In the case where $C$ and $D$ are monoidal and $O$ is not internal, but only enriched, the crucial property $F$ should fulfill is monoidality, as we need morphisms $Fx\otimes Fy\to F(x\otimes y)$ when defining the composition. Here, it seems that there must be a transformation of pullbacks $Fx\times_{Fz} Fy\to F(x\times_z y)$, but maybe this is unnecessarily complicated.

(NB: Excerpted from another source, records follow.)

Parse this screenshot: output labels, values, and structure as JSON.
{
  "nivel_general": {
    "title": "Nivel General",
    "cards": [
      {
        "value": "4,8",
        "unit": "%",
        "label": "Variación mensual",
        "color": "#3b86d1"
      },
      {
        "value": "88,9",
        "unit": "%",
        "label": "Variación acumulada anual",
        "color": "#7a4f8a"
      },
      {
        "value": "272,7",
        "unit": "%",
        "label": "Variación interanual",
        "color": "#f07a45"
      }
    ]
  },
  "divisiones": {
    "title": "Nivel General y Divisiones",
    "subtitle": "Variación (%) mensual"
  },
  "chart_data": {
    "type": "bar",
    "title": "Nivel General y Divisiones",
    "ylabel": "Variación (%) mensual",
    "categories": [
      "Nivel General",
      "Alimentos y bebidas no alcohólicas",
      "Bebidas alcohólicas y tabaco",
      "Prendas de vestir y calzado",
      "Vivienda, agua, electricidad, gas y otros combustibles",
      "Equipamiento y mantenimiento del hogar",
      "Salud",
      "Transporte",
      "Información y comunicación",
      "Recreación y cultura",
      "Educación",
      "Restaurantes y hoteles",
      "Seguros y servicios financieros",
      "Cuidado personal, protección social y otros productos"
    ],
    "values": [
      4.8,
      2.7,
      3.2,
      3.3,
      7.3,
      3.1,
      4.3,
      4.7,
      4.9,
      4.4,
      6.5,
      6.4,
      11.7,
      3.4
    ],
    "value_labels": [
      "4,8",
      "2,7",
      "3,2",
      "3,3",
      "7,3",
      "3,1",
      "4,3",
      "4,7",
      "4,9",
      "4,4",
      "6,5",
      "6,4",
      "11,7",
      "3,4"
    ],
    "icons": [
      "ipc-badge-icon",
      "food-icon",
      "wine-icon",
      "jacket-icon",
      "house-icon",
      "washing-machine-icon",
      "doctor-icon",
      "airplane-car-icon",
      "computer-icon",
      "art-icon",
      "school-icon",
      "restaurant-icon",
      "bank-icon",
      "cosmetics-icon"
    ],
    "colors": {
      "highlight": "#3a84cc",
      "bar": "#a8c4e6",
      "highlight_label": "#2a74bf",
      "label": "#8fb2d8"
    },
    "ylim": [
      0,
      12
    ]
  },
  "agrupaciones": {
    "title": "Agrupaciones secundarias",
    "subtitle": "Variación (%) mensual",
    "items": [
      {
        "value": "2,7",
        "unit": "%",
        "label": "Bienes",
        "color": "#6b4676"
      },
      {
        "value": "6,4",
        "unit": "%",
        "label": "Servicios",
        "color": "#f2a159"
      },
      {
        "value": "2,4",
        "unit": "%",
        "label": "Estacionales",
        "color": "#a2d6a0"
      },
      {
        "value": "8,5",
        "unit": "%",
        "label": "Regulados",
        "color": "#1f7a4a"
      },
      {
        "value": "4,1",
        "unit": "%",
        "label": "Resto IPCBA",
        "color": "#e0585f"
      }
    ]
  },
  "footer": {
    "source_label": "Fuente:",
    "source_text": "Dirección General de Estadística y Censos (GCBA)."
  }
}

I would be happy if one can construct such a pushforward for the above example $H_*(-;\mathbb{Z})$. In my case, I had to replace a $\mathbf{Top}$-enriched category $A$ by a $\mathbf{Top}$-internal category $B$ which is “homotopy equivalent” to the original one (when considering $\mathrm{ob}(A)$ as a discrete space), and I want to say something like “$H_*A$ and $H_*B$ are isomorphic as $\mathbf{Ab}^\mathbb{Z}$-enriched categories”.